Ce lundi, tôt dans la matinée, le site Mediapart et France Inter dans sa matinale révélaient que l’élu écologiste de Paris serait l’auteur présumé d’ harcèlements sexuels pour la plupart couverts par la prescription et émanant du témoignage de huit victimes. Silencieux pendant plusieurs heures, celui qui est par ailleurs l’époux de la ministre du logement, Emmanuelle Cosse avec qui il a deux jeunes enfants, a réagi à travers un communiqué de ses avocats affirmant que « ces allégations étaient mensongères, diffamatoires et qui ne reposent sur aucun fondement. M. Denis Baupin conteste fondamentalement l’idée de harcèlement sexuel et plus encore d’agression sexuelle, lesquels lui sont totalement étrangers ».
Des députées racontent
Cependant Sandrine Rousseau, porte-parole d’EELV, l’une des élues dénonçant ce comportement a rapporté sur France Inter des faits remontant à octobre 2011 lors d’une réunion à Montreuil : « J’ai voulu faire une pause. Denis Baupin est venu. Il m’a plaquée contre le mur en me tenant par la poitrine et a cherché à m’embrasser. Je l’ai repoussé violemment », avant d’ajouter, « j’en ai parlé à un membre du parti qui m’a répondu : « Ah ! Il a recommencé ! »
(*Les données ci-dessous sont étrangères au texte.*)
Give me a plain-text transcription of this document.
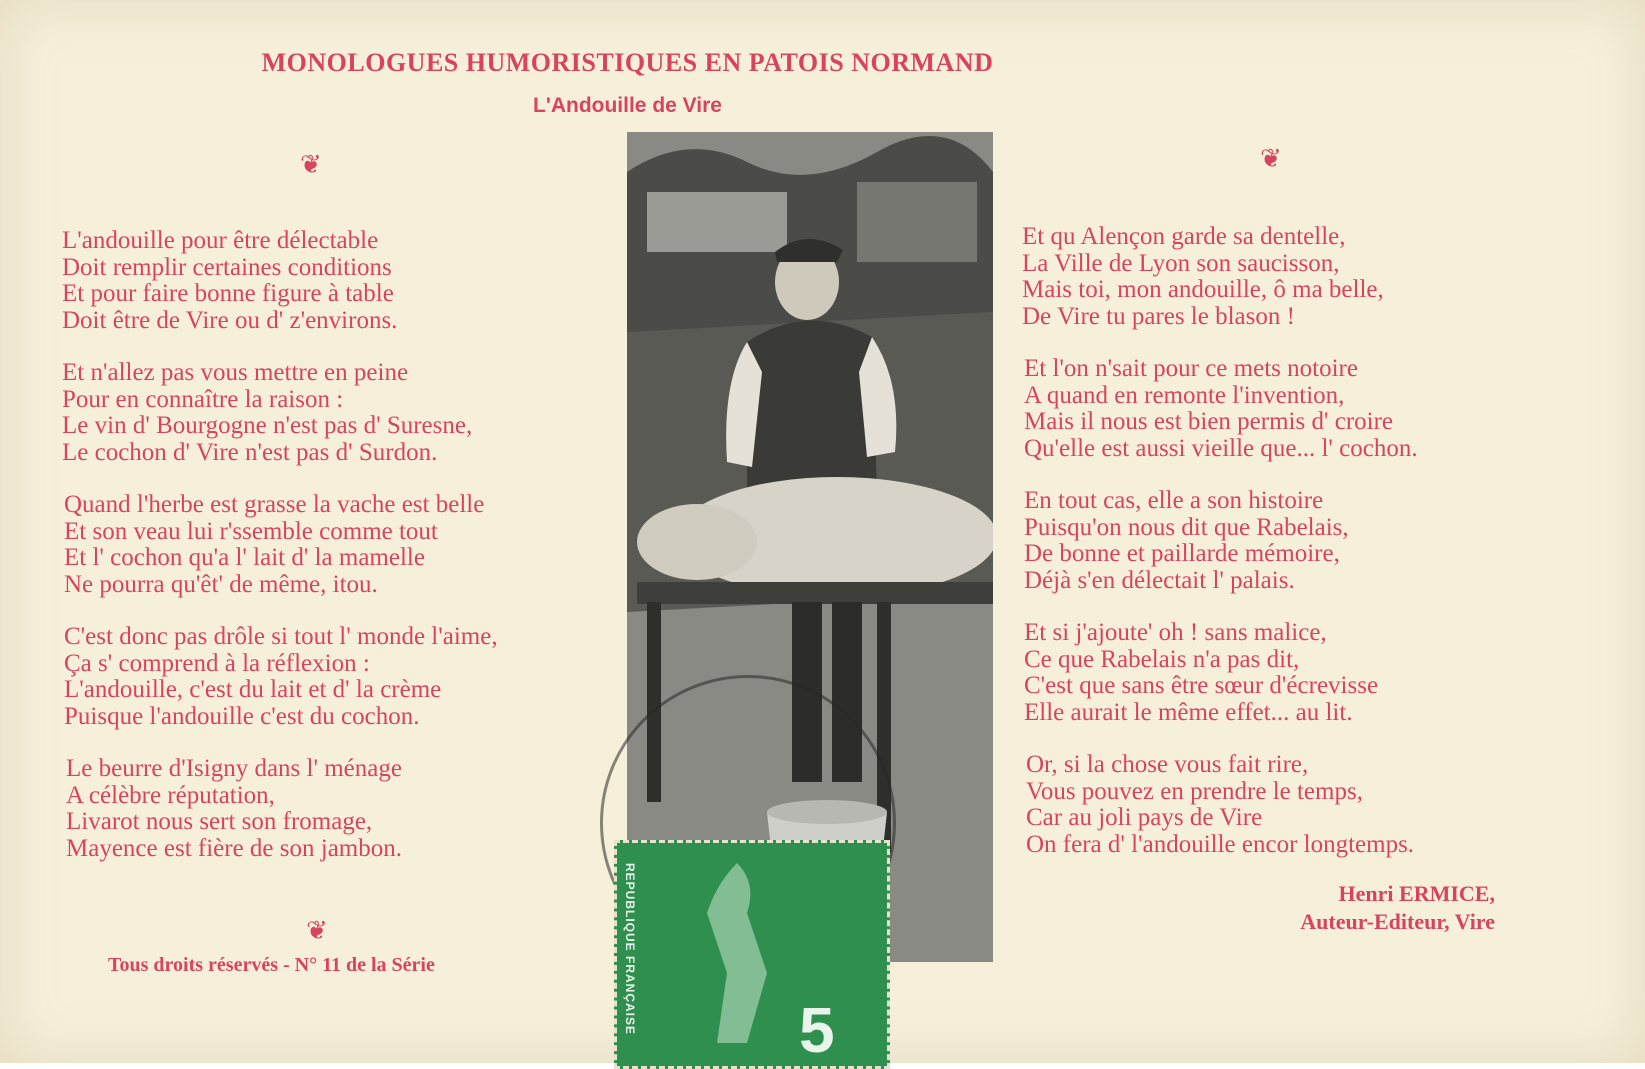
MONOLOGUES HUMORISTIQUES EN PATOIS NORMAND
L'Andouille de Vire
❦	❦
❦	REPUBLIQUE FRANÇAISE	5
L'andouille pour être délectable
Doit remplir certaines conditions
Et pour faire bonne figure à table
Doit être de Vire ou d' z'environs.
Et n'allez pas vous mettre en peine
Pour en connaître la raison :
Le vin d' Bourgogne n'est pas d' Suresne,
Le cochon d' Vire n'est pas d' Surdon.
Quand l'herbe est grasse la vache est belle
Et son veau lui r'ssemble comme tout
Et l' cochon qu'a l' lait d' la mamelle
Ne pourra qu'êt' de même, itou.
C'est donc pas drôle si tout l' monde l'aime,
Ça s' comprend à la réflexion :
L'andouille, c'est du lait et d' la crème
Puisque l'andouille c'est du cochon.
Le beurre d'Isigny dans l' ménage
A célèbre réputation,
Livarot nous sert son fromage,
Mayence est fière de son jambon.
Et qu Alençon garde sa dentelle,
La Ville de Lyon son saucisson,
Mais toi, mon andouille, ô ma belle,
De Vire tu pares le blason !
Et l'on n'sait pour ce mets notoire
A quand en remonte l'invention,
Mais il nous est bien permis d' croire
Qu'elle est aussi vieille que... l' cochon.
En tout cas, elle a son histoire
Puisqu'on nous dit que Rabelais,
De bonne et paillarde mémoire,
Déjà s'en délectait l' palais.
Et si j'ajoute' oh ! sans malice,
Ce que Rabelais n'a pas dit,
C'est que sans être sœur d'écrevisse
Elle aurait le même effet... au lit.
Or, si la chose vous fait rire,
Vous pouvez en prendre le temps,
Car au joli pays de Vire
On fera d' l'andouille encor longtemps.
Henri ERMICE,
Auteur-Editeur, Vire
Tous droits réservés - N° 11 de la Série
Isabelle Attard parle, elle, de « harcèlement quasi quotidien de SMS provocateurs, salaces. Il y avait des moments où on, n’en avait plus, c’était par salves ». Elle fait remonter ces faits de juin 2012 date de son élection dans la cinquième circonscription du Calvados à son départ d’EELV fin 2013. Selon elle « nous étions plusieurs députées à recevoir le même SMS ».
Elen Debost, adjointe EELV au maire du Mans, confie avoir décidé de parler en tombant le 8 mars, journée de la femme sur la photo de plusieurs députés les lèvres maquillées de rouge sur laquelle figurait Denis Baupin et destinée à protester contre « les violences faites aux femmes ». « Prise de nausée, j’ai vomi », explique Elen Debost dans une lettre adressée à la direction du parti et publiée par le Parisien.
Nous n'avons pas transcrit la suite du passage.